TIDAK bisa dimungkiri, diperlukan strategi
kebudayaan dan pembudayaan yang pas dan tepat guna bagi rencana implementasi
kurikulum baru. Jika kebudayaan adalah sumber energi kehidupan manusia semisal
air, pendidikan adalah saluran tempat ke mana air harus mengalir. Keduanya tak
mungkin kita pisahkan sampai kapan pun juga. Karena itu menjadi tuntutan bagi
kita bersama untuk memasukkan strategi kebudayaan dalam rencana implementasi
kurikulum baru, terutama ketika para guru akan lebih banyak berinteraksi secara
kreatif untuk meningkatkan kompetensi sikap siswa.
Tidak mudah menciptakan budaya baik untuk
tumbuh di sekolah dan ruang kelas.
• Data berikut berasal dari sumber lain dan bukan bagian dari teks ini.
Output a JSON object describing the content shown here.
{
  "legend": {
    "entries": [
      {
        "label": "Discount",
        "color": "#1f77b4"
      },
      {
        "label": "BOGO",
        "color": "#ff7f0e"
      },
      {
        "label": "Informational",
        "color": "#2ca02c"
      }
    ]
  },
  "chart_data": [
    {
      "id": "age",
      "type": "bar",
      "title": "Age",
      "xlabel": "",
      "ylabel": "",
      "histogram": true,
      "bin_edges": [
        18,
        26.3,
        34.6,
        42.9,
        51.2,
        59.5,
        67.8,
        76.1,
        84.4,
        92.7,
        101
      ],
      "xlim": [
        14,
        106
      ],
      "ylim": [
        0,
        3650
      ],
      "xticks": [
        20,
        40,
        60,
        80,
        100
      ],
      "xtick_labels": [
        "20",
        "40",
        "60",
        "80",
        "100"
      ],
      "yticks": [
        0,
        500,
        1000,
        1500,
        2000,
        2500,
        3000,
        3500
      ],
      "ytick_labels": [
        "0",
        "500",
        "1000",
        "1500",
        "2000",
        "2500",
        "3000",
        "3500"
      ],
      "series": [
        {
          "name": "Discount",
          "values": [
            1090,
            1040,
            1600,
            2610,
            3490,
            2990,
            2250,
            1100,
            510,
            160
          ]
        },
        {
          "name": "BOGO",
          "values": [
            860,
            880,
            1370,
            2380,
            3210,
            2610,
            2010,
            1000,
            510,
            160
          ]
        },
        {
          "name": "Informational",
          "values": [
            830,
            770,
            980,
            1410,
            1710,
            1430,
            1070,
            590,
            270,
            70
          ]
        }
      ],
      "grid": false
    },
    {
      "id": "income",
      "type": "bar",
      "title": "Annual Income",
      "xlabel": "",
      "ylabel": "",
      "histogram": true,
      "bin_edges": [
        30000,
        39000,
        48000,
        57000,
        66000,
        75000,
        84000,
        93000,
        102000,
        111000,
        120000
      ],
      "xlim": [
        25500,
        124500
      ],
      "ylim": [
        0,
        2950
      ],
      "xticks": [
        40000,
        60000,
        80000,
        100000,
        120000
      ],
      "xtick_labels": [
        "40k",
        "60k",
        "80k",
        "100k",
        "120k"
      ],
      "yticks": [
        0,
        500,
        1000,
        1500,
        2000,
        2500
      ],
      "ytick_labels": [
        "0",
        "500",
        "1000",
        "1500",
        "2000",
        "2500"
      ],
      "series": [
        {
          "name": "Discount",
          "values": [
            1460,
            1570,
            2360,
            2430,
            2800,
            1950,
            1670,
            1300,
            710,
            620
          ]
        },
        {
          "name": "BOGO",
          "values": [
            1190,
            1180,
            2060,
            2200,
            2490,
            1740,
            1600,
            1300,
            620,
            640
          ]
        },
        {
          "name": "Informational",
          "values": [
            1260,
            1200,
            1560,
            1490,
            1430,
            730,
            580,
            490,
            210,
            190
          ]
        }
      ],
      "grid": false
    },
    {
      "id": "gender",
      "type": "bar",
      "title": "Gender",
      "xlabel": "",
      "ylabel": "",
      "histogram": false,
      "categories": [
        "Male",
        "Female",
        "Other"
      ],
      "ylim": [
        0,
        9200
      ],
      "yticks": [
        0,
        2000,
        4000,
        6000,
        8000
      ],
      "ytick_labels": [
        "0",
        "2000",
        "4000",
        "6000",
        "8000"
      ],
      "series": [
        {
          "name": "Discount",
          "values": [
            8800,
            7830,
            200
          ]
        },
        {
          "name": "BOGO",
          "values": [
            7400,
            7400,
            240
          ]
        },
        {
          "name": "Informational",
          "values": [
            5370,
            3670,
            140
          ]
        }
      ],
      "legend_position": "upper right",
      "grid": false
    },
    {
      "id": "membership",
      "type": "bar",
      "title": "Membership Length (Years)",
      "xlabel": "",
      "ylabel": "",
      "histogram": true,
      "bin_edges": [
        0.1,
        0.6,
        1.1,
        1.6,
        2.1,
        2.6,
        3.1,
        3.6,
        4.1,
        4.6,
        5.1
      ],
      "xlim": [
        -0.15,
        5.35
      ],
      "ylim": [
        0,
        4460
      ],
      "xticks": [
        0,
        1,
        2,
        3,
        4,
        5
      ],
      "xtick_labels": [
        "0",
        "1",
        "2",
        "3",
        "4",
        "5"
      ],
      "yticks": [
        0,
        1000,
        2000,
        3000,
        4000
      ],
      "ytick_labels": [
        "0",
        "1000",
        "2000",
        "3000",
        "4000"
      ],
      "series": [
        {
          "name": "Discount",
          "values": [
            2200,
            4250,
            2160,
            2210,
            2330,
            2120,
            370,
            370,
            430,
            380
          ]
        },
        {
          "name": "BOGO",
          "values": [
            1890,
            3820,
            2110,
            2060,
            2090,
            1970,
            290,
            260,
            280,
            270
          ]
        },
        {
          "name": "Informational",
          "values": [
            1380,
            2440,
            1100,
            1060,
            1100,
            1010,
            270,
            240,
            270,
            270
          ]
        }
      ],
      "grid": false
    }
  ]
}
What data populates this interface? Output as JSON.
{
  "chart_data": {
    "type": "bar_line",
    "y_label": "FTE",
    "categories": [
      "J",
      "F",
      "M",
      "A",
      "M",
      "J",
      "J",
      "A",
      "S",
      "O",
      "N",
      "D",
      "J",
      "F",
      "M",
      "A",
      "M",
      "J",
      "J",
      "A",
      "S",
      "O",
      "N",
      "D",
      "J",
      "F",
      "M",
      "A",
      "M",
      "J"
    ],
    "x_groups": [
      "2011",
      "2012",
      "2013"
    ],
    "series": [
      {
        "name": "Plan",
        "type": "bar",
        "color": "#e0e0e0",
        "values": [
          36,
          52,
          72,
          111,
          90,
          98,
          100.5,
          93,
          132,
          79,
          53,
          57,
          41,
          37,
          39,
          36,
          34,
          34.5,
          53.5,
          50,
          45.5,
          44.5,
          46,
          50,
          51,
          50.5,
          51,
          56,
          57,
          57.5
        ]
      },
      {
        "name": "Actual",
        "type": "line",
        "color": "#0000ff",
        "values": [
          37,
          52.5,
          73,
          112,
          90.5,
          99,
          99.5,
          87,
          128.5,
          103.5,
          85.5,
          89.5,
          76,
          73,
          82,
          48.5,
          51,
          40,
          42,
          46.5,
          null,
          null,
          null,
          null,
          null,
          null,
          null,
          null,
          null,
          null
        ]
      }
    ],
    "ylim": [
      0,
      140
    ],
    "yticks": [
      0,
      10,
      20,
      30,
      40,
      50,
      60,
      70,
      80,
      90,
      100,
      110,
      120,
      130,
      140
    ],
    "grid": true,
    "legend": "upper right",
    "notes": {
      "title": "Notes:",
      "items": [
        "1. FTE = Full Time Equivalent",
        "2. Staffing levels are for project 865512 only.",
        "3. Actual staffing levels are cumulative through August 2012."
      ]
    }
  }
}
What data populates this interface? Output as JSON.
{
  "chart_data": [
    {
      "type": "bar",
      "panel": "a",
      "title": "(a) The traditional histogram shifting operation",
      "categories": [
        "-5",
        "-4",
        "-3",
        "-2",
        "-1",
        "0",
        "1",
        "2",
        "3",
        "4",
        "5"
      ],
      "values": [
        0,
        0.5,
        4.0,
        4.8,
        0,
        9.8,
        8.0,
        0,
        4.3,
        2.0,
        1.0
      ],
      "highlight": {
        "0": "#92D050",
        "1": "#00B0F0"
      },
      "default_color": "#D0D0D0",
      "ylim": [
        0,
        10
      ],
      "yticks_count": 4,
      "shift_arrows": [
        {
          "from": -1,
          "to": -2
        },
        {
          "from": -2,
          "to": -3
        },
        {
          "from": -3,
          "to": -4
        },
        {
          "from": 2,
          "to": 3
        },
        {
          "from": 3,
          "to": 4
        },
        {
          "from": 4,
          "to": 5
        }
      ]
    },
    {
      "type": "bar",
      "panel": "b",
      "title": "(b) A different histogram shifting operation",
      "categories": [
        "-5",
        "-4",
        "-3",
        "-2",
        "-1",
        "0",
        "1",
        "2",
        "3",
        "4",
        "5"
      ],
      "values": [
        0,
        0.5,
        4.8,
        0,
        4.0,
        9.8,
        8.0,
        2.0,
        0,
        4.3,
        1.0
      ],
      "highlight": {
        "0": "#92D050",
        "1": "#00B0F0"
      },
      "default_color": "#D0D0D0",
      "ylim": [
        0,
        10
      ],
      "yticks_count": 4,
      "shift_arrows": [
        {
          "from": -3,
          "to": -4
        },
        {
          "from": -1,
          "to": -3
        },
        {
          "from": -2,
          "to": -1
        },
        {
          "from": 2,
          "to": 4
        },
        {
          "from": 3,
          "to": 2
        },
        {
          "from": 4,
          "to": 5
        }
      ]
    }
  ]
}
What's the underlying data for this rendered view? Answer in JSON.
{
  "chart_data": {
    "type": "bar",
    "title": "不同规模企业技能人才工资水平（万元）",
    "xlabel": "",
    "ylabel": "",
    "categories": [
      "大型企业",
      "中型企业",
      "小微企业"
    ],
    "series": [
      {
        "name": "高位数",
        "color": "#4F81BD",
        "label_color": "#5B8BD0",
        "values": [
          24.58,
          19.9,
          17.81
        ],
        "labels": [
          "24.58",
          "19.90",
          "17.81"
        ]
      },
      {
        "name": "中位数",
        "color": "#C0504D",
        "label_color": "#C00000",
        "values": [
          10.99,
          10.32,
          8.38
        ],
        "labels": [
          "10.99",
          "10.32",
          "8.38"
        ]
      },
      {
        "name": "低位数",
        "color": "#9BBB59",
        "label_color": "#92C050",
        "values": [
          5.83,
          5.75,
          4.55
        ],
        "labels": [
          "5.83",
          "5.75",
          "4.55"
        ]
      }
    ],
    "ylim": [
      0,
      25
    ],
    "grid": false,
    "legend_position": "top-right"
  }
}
Kecuali para guru memiliki bacaan dan
pegangan budaya dan tradisi yang baik serta tidak terjebak pada rutinitas guru
yang sekadar mengajar. Strategi kebudayaan dalam pendidikan menyiratkan
keinginan sebuah sistem dalam jangka panjang yang disertai dengan grand design
yang luas dan besar. Kemudian, apa yang kita pikirkan dan rencanakan sangat
amat tergantung dengan apa yang akan dilakukan orang lain terhadap grand design
tersebut.
Dalam konstelasi rencana implementasi
kurikulum baru, strategi kebudayaan jelas harus ditubuhkan dan ditumbuhkan
secara sekaligus ke dalam relung jiwa setiap guru, terutama ketika proses
belajar-mengajar berlangsung di ruang kelas. Bagaimana caranya? Jika grand
design kurikulum baru adalah penubuhan dan penumbuhan sikap (attitude) siswa
untuk menjadi manusia yang berbudaya dan berkeadaban, proses berlangsungnya
suasana belajar-mengajar jelas memerlukan sebuah pendekatan yang kreatif dan
menyenangkan. Di sinilah sebenarnya kebutuhan how to secara praktis perlu
dipikirkan secara komprehensif oleh semua stakeholder pendidikan.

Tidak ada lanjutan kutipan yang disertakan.